I feel just as small, just as helpless, as I did in the lecture hall when those boys presented me with evidence of my own inferiority.

I flee, the same way I did back then, into the foyer.

I should go back upstairs, like I said I would, but the lodge seems to be constricting around me, crushing the air out of my lungs.

I shove open the front door and jog down the patio steps.

The damp chill instantly makes me feel better.

Drifting over to the firepit, I slump down on one of the surrounding logs.

Zach must’ve found those photos. It would explain why he recorded the keypad code in my notebook—because he planned on returning later and stealing them.

Grabbing a nearby stick, I start chipping away at the charred remnants of our bonfire.

Connor promised he’d return the photos at the end of the retreat; all I have to do is wait.

They’ll be safely back in my possession, and I’ll know, without a doubt, that no one can ever leak them to the press.

But why should I have to wait? Why does he think he has the right to keep them?

A blackened log crumbles, and that’s when I notice that something has slipped halfway under the rock circle.

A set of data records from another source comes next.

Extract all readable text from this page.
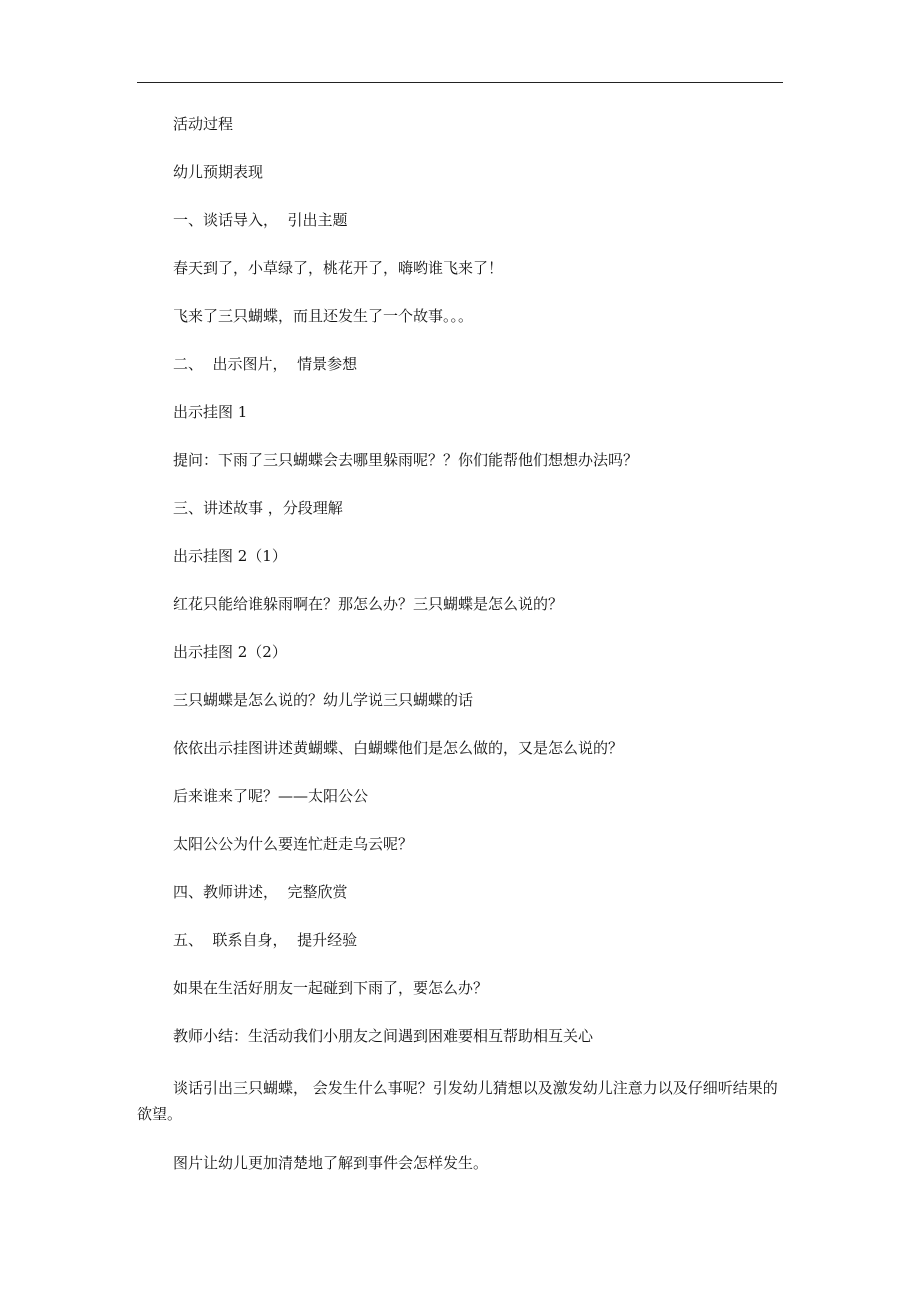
活动过程

幼儿预期表现

一、谈话导入，  引出主题

春天到了，小草绿了，桃花开了，嗨哟谁飞来了！

飞来了三只蝴蝶，而且还发生了一个故事。。。

二、  出示图片，  情景参想

出示挂图 1

提问：下雨了三只蝴蝶会去哪里躲雨呢？？你们能帮他们想想办法吗？

三、讲述故事 ，分段理解

出示挂图 2（1）

红花只能给谁躲雨啊在？那怎么办？三只蝴蝶是怎么说的？

出示挂图 2（2）

三只蝴蝶是怎么说的？幼儿学说三只蝴蝶的话

依依出示挂图讲述黄蝴蝶、白蝴蝶他们是怎么做的，又是怎么说的？

后来谁来了呢？——太阳公公

太阳公公为什么要连忙赶走乌云呢？

四、教师讲述，  完整欣赏

五、  联系自身，  提升经验

如果在生活好朋友一起碰到下雨了，要怎么办？

教师小结：生活动我们小朋友之间遇到困难要相互帮助相互关心

谈话引出三只蝴蝶， 会发生什么事呢？引发幼儿猜想以及激发幼儿注意力以及仔细听结果的欲望。

图片让幼儿更加清楚地了解到事件会怎样发生。
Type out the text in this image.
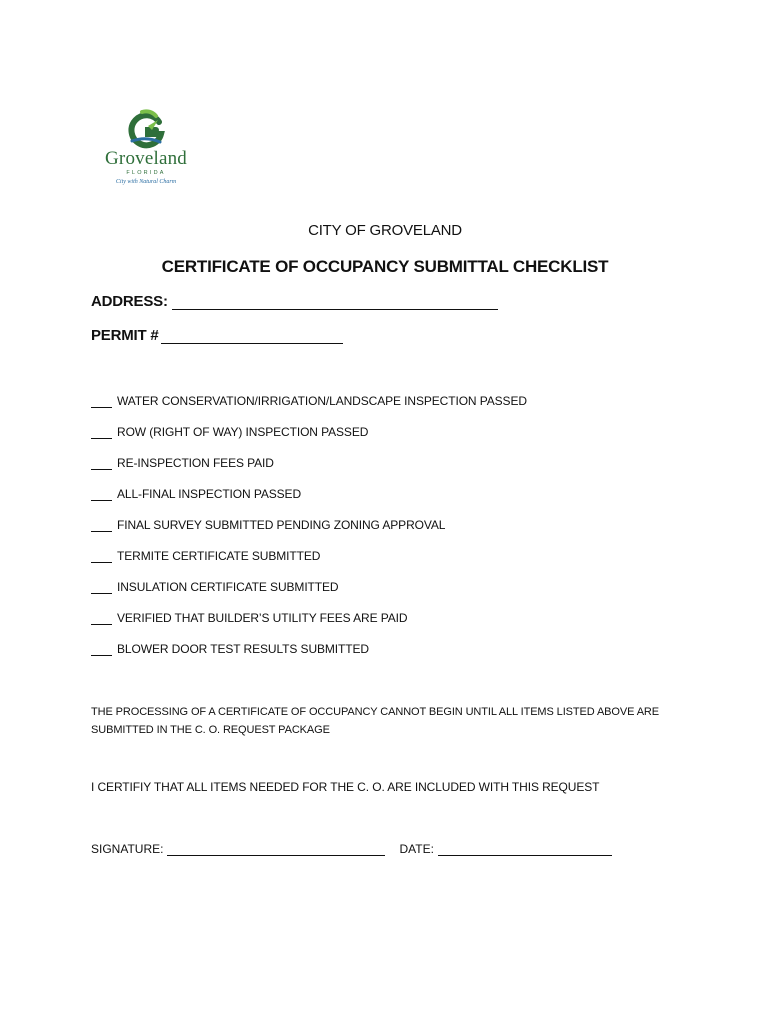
Groveland
FLORIDA
City with Natural Charm
CITY OF GROVELAND
CERTIFICATE OF OCCUPANCY SUBMITTAL CHECKLIST
ADDRESS:
PERMIT #
WATER CONSERVATION/IRRIGATION/LANDSCAPE INSPECTION PASSED
ROW (RIGHT OF WAY) INSPECTION PASSED
RE-INSPECTION FEES PAID
ALL-FINAL INSPECTION PASSED
FINAL SURVEY SUBMITTED PENDING ZONING APPROVAL
TERMITE CERTIFICATE SUBMITTED
INSULATION CERTIFICATE SUBMITTED
VERIFIED THAT BUILDER’S UTILITY FEES ARE PAID
BLOWER DOOR TEST RESULTS SUBMITTED
THE PROCESSING OF A CERTIFICATE OF OCCUPANCY CANNOT BEGIN UNTIL ALL ITEMS LISTED ABOVE ARE SUBMITTED IN THE C. O. REQUEST PACKAGE
I CERTIFIY THAT ALL ITEMS NEEDED FOR THE C. O. ARE INCLUDED WITH THIS REQUEST
SIGNATURE:	DATE:
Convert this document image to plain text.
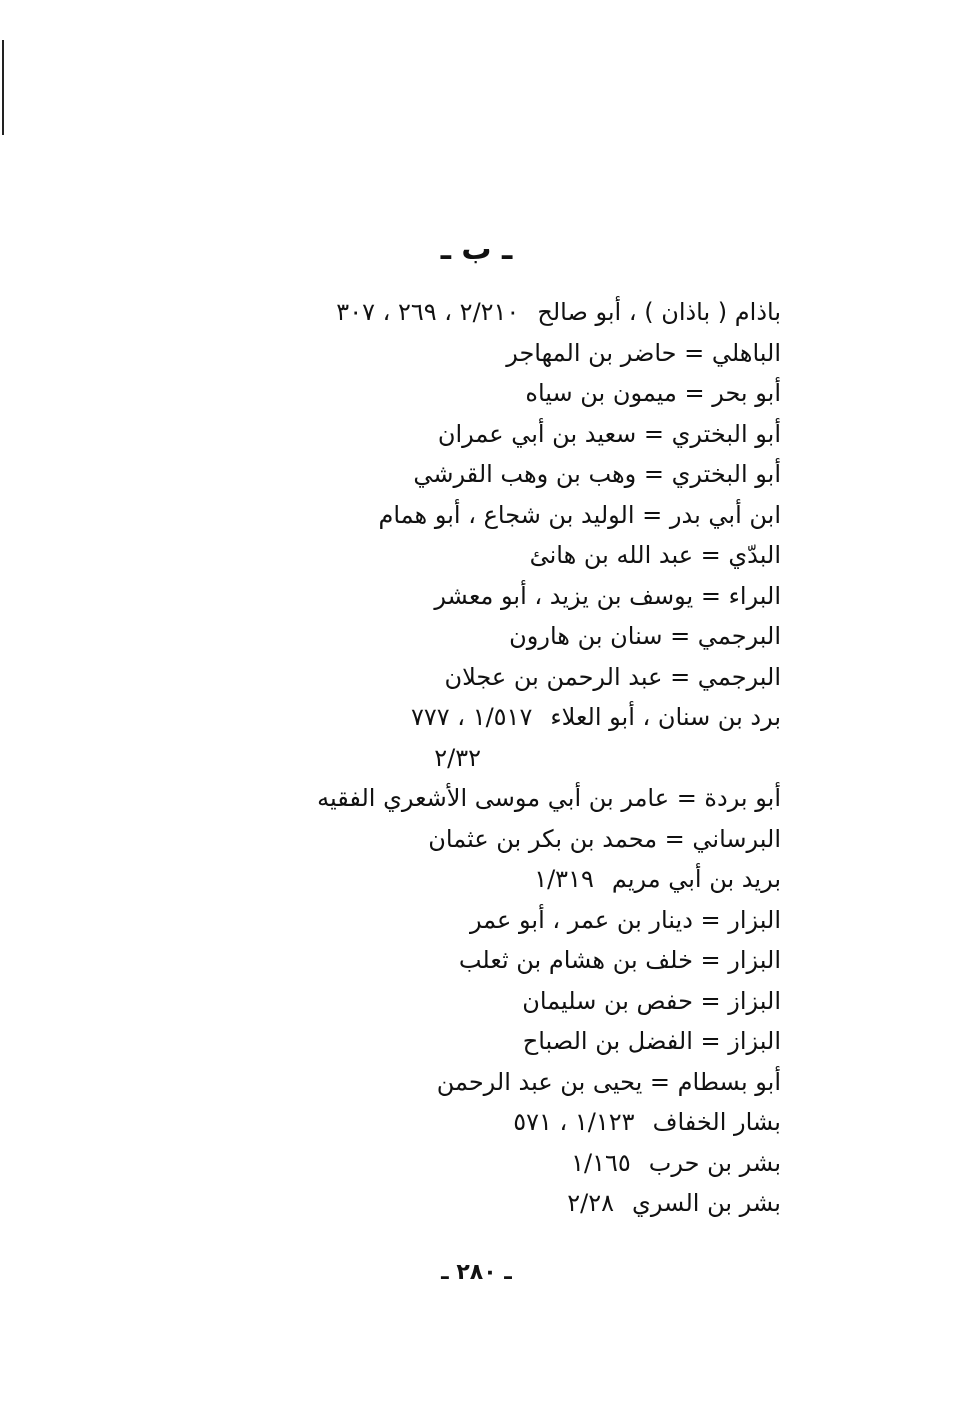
ـ ب ـ
باذام ( باذان ) ، أبو صالح٢/٢١٠ ، ٢٦٩ ، ٣٠٧
الباهلي = حاضر بن المهاجر
أبو بحر = ميمون بن سياه
أبو البختري = سعيد بن أبي عمران
أبو البختري = وهب بن وهب القرشي
ابن أبي بدر = الوليد بن شجاع ، أبو همام
البدّي = عبد الله بن هانئ
البراء = يوسف بن يزيد ، أبو معشر
البرجمي = سنان بن هارون
البرجمي = عبد الرحمن بن عجلان
برد بن سنان ، أبو العلاء١/٥١٧ ، ٧٧٧
٢/٣٢
أبو بردة = عامر بن أبي موسى الأشعري الفقيه
البرساني = محمد بن بكر بن عثمان
بريد بن أبي مريم١/٣١٩
البزار = دينار بن عمر ، أبو عمر
البزار = خلف بن هشام بن ثعلب
البزاز = حفص بن سليمان
البزاز = الفضل بن الصباح
أبو بسطام = يحيى بن عبد الرحمن
بشار الخفاف١/١٢٣ ، ٥٧١
بشر بن حرب١/١٦٥
بشر بن السري٢/٢٨
ـ ٢٨٠ ـ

I pinch it between my fingers and pull it out.

A driver’s license.

Most of it has been burned away by the fire, and the picture isn’t visible anymore, but I’m able to read the small piece that’s left:

ARNOSTI

STEFFANI M.

218 HOLLOW BIRCH ROAD

GARLAND, MAINE 04939

How did this get in here? Steffani couldn’t have thrown it in; she was ushered upstairs by Connor right after she arrived. So, someone else burned it after the bonfire, but why? Because they were trying to destroy evidence?

My hand immediately tunnels into my pocket.

I pull out the necklace, each link in the chain slowly coming loose. It looked familiar back in his room, but now I remember where I’ve seen it before: on the balcony, our first night at the lodge. Steffani was wearing this very same necklace.

What was it doing in Connor’s desk drawer?

We all assumed Steffani drove off in the middle of the night, but what if her disappearance was something much more sinister? We found only one body in the lake, but that doesn’t mean there aren’t more out there.

I need to get back inside. I need to tell Greer about this before I’m the next to disappear.